The Calgary SVP partners range in age from 20 to 60 and come from all walks of business life, including professional service organizations, the technology sector and the energy industry. All the partners have committed to donating an annual minimum of $5,000, along with their time, experience and energy, to help support the chosen non-profit organizations.

They haven’t picked the organizations yet. At this week’s inaugural meeting, they brainstormed ideas and talked about aspects of Calgary life — such as health, education, and the environment — that might benefit from the new strategy for charitable giving.

“We think it’s important to pick a single focus for the first year or so, to develop some expertise in that area,” says Zumwalt. “Then we’ll start receiving grant applications from organizations that think this venture capital model would work for them.”

Developing expertise is a key component in the SVP program. The partners, while successful in their respective business fields, don’t pretend to know it all when it comes to charitable giving. Because of this, they have undertaken to become Philanthropy 101 students for a year, learning from experienced community leaders and experts in social issues.

Zumwalt says not every charity will benefit from the venture capital approach. Those with established boards, management structures and other operating systems already in place would likely want to rely on the methods that have worked for them in the past.

The beneficiaries of the SVP program will be emerging non-profit groups and established groups looking for innovative ways to develop more efficiency and growth.

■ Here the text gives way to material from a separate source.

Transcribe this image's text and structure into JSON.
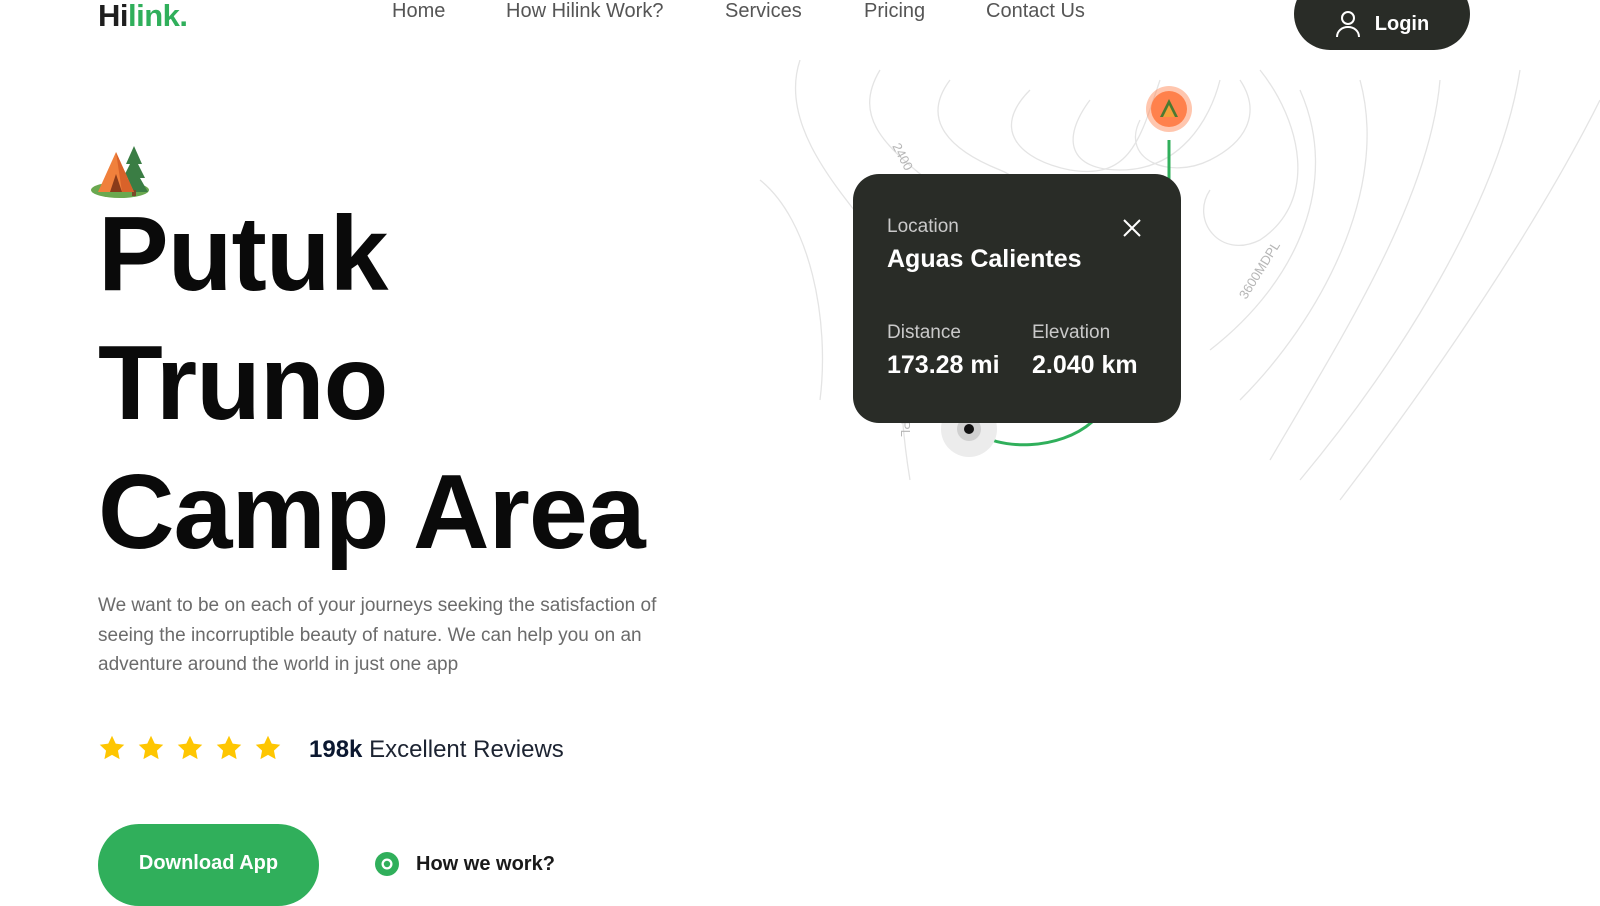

“It’s very important for us to find a good fit,” he says. “We don’t want to offer our advice and our expertise if they’re not going to be willingly accepted. That’s not good for the people running the not-for-profit organizations, and it’s not good for our partners.”

To achieve the best marriage of SVP resources and non-profit beneficiaries, the partners plan to seek advice from, and work in tandem with, the city’s two most experienced institutional practitioners in the field of fund-raising and charitable giving — the United Way and the Calgary Foundation.

SVPC board member Jamie Leong-Huxley, a Calgary communications consultant, says the venture-capital concept interests her because it involves more than just giving money.

“Everybody else just wants the cheque, basically,” she says.

“Then there are volunteer opportunities, but they’re not really related. The fact that this brings those two things together in a new way of thinking is really appealing to me.”